Several reasons have been mentioned;

  • need to work on paid jobs,
  • weak/no culture for volunteering
  • lack of funds to buy necessary equipment or data bundles.

Communities that have previously accessed WMF-grants describe how it has helped them to grow the community by providing physical spaces with access to the internet and equipment to facilitate contributions. Several communities did not know of the different grants they can access through the WMF.

The fact that almost every group mentioned time as a limiting factor to their contributions is not a surprise – Wikipedia is endless work also for contributors in larger communities. However, with 3–4 contributors in total for many of these communities, the sheer workload on each one is enough to demotivate any new contributor to join.

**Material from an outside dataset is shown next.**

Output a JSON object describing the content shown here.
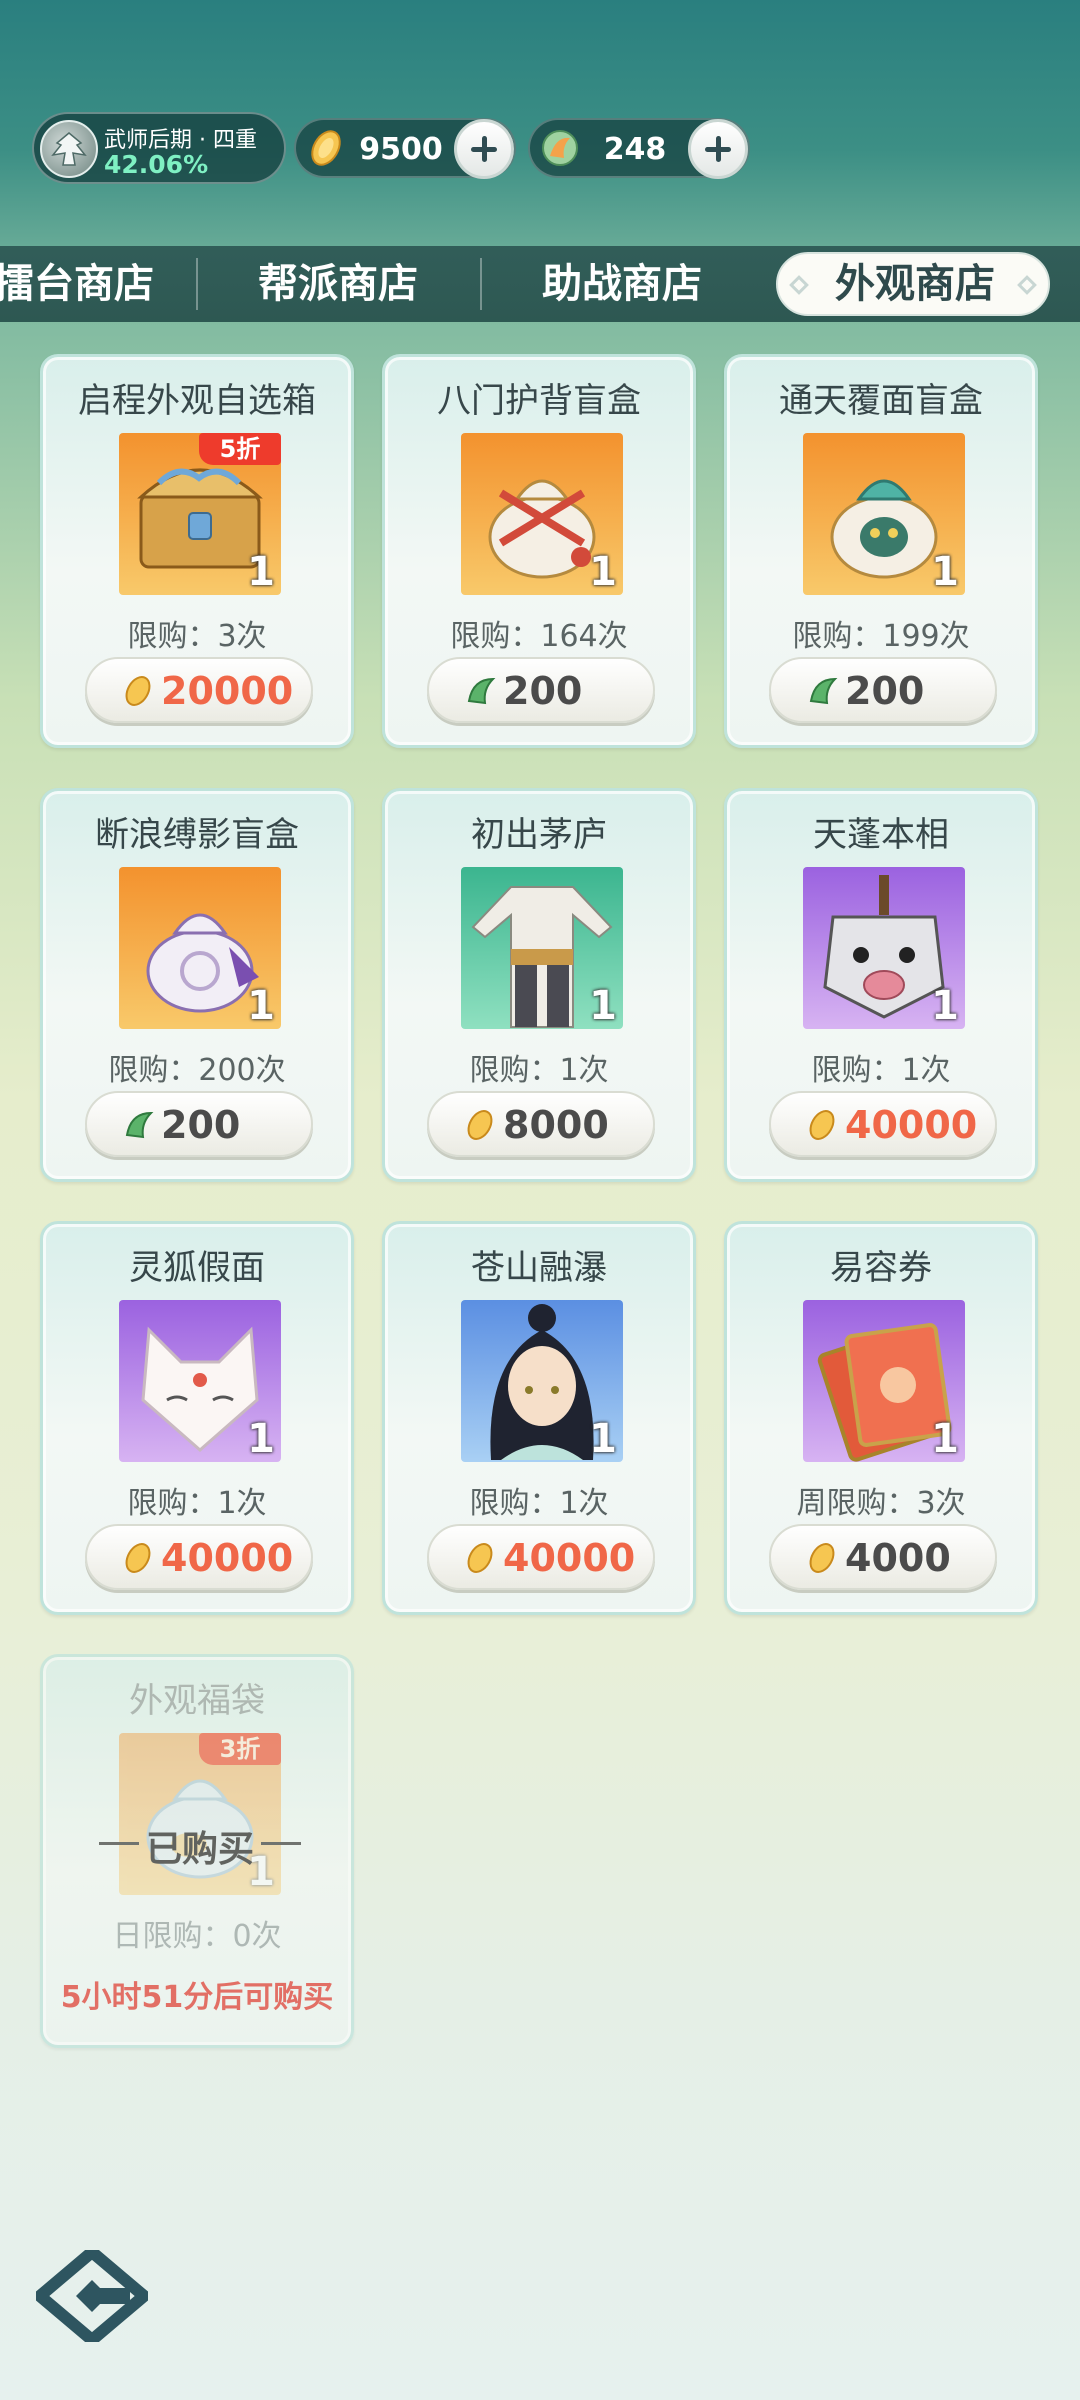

Community members are not able to edit because of data bandwith. This includes users of both mobile devices and laptop.
Contributor to Wikipedia in Gurene

I contributed for some times, and had to halt it partly due to a lack of money to purchase internet data. Contributing to Wikipedia requires internet connectivity data, and that ahs to do with money. I spend money on purchasing internet data on order to contribute to Wikipedia.
Contributor to Wikipedia in Dagbani

The economic aspect is very important, we are talkinga bout an indigenous community on the Colombian-Venezuelan border, and we see the people who are constantly migrating from rural areas to urban areas in order to prepare themselves academically, so when they leave rural areas the indigeous people has to look for a way to survive.
Contributor to Wikipedia in Wayuunaiki

The tradition of volunteering might also be less established in some of the communities, such as described in the Angika community. For some, the skills learned when editing Wikipedia might be considered reward enough, but the region where Angika is spoken is also among the poorest regions of India. The ones contributing to Wikipedia in Angika seem to have higher education, and be in a financially more free position than most Angika speakers.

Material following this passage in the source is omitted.